I think I even figured out a design for the IT Kitchen wiki while I was dozing; when I woke up, I had a very clear image of what I want. now I just need to see if I can actually do it.

cms 9: content mgt best practices

asking who’s using a CMS, satisfaction.

wacky graphics showing a messed up navigation system.

slide with teeny tiny font. she’s lost her microphone, and she’s not not quite loud enough. hey, she’s asking and now holding the mic…I can hear her!

what it can’t do: write the content (sounds silly, but…. ah, it sounds like our issues with the workforce dev people.), convince reluctant content providers to use the software, set up a workflow/process, stop mission/scope-creep. or do anything about web site governance.

content is the weak link, either missing or duplicative. or just bad writing. providers who don’t know what the hell they’re doing or are too busy. knows just enough to be dangerous. turnover problems. (the longer I work in this biz, the more I see problems as being social rather than technological.)

treat it like a publication, but expected that it’s *always* up to date.

in a perfect world, you’d have writer-editors.

q: but I missed it…oh, who decides on the info arch? (she called it a “no-brainer” but it’s not when you’re trying to develop it…what she meant is that it’s a nobrainer that you need one, but not to create.) should be created by a team. (gah. committees!)

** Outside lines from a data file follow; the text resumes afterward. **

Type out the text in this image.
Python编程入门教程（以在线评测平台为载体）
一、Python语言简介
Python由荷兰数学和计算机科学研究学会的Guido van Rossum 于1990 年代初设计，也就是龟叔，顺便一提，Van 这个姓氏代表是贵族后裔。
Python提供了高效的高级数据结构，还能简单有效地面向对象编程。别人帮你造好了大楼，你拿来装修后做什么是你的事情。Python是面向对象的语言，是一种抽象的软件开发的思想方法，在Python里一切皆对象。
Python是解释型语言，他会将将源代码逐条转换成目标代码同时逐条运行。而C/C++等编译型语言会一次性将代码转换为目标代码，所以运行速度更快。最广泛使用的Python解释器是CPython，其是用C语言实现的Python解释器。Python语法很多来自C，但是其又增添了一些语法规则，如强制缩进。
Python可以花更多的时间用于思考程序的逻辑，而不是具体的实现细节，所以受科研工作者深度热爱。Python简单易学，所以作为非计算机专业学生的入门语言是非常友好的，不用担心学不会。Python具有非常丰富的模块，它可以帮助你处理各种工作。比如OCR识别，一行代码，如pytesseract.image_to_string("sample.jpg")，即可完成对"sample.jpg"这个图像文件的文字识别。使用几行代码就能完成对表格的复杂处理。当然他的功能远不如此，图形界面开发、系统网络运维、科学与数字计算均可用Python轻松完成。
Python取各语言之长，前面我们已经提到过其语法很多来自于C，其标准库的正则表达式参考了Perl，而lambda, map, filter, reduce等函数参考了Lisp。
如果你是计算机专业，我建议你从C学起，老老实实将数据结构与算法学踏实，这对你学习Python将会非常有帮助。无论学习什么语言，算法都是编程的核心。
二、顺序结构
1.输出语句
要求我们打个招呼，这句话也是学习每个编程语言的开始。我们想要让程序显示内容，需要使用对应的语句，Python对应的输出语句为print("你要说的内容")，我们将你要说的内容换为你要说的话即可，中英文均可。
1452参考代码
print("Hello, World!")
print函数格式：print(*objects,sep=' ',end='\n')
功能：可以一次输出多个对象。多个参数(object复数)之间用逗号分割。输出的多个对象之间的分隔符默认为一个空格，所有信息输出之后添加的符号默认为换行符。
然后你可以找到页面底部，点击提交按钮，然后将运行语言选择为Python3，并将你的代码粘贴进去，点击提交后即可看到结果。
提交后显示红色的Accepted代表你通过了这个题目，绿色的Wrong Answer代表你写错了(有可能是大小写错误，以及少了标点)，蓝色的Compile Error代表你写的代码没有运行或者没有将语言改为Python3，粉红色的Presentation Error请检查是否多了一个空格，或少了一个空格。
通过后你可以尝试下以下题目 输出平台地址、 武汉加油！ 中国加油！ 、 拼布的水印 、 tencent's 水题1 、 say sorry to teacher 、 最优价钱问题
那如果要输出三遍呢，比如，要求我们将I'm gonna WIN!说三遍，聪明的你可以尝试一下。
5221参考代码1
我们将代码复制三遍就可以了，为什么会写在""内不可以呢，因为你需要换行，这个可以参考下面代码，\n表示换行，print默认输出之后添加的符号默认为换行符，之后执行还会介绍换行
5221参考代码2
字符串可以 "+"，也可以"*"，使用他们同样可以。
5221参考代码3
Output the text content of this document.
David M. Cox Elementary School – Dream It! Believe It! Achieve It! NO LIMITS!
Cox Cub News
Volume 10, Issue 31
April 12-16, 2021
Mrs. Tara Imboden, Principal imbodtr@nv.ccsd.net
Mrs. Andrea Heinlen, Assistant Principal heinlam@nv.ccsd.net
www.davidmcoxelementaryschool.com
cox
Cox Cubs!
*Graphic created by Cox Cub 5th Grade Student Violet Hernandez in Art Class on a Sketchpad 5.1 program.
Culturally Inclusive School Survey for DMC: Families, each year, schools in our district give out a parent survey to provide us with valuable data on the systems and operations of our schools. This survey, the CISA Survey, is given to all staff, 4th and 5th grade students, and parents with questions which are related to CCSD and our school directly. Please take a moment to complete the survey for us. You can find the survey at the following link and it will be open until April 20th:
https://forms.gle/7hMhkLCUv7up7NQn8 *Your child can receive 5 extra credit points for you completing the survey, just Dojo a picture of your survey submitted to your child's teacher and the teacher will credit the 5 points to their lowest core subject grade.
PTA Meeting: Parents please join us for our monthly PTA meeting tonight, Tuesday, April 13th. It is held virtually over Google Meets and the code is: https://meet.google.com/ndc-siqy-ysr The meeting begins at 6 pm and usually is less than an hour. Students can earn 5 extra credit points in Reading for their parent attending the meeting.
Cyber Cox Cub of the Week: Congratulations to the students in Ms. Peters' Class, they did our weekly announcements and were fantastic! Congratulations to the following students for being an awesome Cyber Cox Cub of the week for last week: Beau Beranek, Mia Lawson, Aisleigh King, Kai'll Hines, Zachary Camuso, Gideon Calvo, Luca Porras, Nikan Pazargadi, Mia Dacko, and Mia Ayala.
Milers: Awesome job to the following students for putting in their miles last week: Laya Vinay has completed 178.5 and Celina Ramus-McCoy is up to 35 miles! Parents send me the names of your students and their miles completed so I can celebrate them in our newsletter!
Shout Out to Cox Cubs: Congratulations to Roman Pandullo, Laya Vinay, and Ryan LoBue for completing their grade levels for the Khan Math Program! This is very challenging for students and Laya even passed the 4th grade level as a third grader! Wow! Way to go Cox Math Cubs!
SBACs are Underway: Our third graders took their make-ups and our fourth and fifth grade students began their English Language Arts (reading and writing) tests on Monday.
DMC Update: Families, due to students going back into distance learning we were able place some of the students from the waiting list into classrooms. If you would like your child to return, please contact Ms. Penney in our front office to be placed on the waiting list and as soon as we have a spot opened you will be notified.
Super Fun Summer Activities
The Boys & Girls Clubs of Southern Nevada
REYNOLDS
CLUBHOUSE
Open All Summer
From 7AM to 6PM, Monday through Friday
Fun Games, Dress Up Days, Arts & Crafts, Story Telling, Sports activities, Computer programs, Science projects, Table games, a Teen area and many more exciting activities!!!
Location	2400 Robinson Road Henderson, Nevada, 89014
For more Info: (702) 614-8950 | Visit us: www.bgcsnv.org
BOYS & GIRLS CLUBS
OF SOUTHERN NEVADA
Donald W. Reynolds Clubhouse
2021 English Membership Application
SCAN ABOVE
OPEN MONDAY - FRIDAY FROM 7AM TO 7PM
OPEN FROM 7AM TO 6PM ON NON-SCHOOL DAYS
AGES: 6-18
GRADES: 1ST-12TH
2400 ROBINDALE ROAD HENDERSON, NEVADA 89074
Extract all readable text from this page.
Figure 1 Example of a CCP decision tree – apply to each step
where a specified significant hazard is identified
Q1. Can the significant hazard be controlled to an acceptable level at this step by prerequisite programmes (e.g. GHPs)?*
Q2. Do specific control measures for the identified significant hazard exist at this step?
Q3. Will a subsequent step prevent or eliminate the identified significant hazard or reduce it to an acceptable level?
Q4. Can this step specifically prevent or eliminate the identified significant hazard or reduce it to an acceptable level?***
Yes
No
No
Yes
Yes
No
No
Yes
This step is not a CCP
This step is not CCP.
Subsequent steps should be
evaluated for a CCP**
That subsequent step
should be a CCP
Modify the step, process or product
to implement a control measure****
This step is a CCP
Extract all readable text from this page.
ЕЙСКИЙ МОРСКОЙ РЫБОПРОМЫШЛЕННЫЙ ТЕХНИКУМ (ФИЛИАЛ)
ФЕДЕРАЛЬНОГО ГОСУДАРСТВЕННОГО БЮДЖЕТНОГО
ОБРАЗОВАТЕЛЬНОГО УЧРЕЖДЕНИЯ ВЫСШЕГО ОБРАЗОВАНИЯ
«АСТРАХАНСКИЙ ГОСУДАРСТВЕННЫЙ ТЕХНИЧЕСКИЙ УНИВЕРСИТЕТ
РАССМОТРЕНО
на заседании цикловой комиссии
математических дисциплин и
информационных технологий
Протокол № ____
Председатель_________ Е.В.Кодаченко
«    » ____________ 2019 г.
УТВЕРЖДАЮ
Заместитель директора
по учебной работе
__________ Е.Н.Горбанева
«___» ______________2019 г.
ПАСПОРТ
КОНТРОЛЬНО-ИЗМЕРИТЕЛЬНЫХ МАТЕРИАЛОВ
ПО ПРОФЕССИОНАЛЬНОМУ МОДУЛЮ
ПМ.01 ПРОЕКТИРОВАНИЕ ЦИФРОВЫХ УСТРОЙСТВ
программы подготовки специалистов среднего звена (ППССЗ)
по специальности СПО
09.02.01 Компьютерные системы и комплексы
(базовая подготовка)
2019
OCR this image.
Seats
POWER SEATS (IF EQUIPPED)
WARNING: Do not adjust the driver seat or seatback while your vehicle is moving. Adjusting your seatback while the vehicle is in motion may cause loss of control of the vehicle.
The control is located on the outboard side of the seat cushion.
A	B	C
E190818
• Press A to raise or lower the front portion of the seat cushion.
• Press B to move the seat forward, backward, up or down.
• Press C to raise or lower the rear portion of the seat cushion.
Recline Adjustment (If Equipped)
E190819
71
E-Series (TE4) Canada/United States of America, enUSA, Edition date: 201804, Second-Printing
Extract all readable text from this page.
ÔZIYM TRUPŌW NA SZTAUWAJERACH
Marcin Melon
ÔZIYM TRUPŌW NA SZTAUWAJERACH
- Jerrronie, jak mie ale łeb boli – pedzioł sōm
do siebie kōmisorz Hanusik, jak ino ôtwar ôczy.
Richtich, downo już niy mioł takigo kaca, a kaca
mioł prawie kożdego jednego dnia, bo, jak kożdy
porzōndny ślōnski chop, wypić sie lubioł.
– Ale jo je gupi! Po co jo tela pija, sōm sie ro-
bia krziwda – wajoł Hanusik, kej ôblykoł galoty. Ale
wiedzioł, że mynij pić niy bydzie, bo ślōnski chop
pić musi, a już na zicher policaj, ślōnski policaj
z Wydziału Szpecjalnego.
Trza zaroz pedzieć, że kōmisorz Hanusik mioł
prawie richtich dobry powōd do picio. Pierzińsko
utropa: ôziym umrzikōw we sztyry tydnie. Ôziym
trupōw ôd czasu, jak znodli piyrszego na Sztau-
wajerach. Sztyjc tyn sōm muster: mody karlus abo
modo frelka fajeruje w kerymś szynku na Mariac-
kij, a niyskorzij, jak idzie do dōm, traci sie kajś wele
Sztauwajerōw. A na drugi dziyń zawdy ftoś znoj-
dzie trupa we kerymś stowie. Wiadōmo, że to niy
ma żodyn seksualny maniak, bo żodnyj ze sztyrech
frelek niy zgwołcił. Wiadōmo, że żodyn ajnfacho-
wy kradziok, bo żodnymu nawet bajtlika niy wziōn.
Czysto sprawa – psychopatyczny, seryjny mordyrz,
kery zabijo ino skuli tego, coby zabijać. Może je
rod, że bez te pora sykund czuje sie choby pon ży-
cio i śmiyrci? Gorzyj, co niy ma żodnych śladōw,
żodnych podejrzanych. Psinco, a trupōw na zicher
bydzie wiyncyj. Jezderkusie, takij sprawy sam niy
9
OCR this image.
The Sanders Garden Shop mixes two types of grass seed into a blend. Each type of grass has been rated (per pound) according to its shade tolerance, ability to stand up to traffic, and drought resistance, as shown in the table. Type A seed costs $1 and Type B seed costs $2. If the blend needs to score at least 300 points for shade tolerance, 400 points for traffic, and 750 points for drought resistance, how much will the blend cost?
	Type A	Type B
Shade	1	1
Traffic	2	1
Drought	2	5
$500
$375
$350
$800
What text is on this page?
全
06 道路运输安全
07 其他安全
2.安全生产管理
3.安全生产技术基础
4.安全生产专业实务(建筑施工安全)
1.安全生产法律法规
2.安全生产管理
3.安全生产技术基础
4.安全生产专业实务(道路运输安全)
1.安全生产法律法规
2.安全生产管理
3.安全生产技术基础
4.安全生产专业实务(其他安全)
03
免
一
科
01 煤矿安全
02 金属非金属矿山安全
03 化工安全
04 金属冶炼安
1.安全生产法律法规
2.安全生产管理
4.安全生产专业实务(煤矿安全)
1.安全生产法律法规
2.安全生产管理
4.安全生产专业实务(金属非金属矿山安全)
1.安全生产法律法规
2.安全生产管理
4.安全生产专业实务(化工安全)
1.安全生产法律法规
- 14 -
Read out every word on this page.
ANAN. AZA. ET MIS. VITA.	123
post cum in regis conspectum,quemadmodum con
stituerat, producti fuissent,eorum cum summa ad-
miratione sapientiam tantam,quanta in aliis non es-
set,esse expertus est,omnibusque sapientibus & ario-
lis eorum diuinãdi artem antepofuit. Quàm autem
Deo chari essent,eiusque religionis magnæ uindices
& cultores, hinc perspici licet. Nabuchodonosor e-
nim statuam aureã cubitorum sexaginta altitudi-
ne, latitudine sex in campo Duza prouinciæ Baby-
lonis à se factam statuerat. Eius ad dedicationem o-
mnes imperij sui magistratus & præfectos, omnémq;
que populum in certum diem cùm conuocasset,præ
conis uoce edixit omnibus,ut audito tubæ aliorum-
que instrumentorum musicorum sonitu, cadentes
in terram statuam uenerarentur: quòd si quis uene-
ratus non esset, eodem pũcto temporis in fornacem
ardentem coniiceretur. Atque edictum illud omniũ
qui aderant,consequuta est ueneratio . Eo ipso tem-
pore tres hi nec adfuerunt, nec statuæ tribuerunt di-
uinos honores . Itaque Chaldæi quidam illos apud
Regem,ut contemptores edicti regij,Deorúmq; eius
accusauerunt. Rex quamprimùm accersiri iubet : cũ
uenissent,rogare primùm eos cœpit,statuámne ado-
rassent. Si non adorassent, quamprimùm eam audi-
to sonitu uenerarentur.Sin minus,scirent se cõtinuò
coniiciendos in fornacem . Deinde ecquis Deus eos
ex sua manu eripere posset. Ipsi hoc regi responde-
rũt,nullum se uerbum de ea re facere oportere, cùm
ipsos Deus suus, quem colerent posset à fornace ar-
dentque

her freaking slides have too small text and she talks too fast.

give web projects equal priority & budget with print.

design should take back seat to content, standards, accessibility.

“dynamic running calendar” — our calendar is crufty and weird, but it does work for that, at least.

she keeps coming back to that one point: keep content managers focused on content not design. but HOW? also suggests outsourcing programming project “black holes” — odd.

mentions the Krug book. that’s definitely the classic of the genre.

I wish I’d gone to take a nap instead of this, esp since my hands are just tweaking out.

asked if people had web governance, and I don’t know what she means by that term. I think there was a question about governance committees with people who don’t know anything…you’re doooooomed.

switched to a guy; dude he has a loud voice.

Veen quote; but of course. this is all part of the CMS meme of the day.

they have a home-grown CMS.

cmswatch, which I haven’t followed in a while.

he’s going to be covering requirements definition. again with the tiny font, reading his damn slides. nothing annoys me more.

don’t start by researching features of exisitng products. interview users/stakeholders, once you know who they are.

6-9 months from starting analysis to selecting a product, if you build your own, give 20%-40% of dev time to analysis.

I’ve been warping off from the presentation…boring boring boring. Victoria, Aus., cms requirements definition report/tool, tho, that might be worth looking into.

there’s a lot of info on their site, but the presentation isn’t all that engaging. or maybe I’m just too brain-dead.

susan mentions a book called “software requirements”

a little fresh air

I’m sitting out on the patio in the middle of the hotel, and yes, the wifi reaches out here. the laptop is a little hard to read, but it’s worth it just to get some sun & fresh air.

Susan & I went for a quick walk around the hotel during one of the breaks earlier today, and I realized it was the first time I’d been outside since I got here Sunday evening.

I hear of other people skipping stuff to nap or whatever, but I just don’t want to miss anything, even though my brain is totally melting. I told someone at lunch that I was just madly taking notes in the hope that I’d remember and learn something later. hey, it worked for webvisions, right?

(oh, quicktags turned back on when I re-enabled javascript. fascinating.)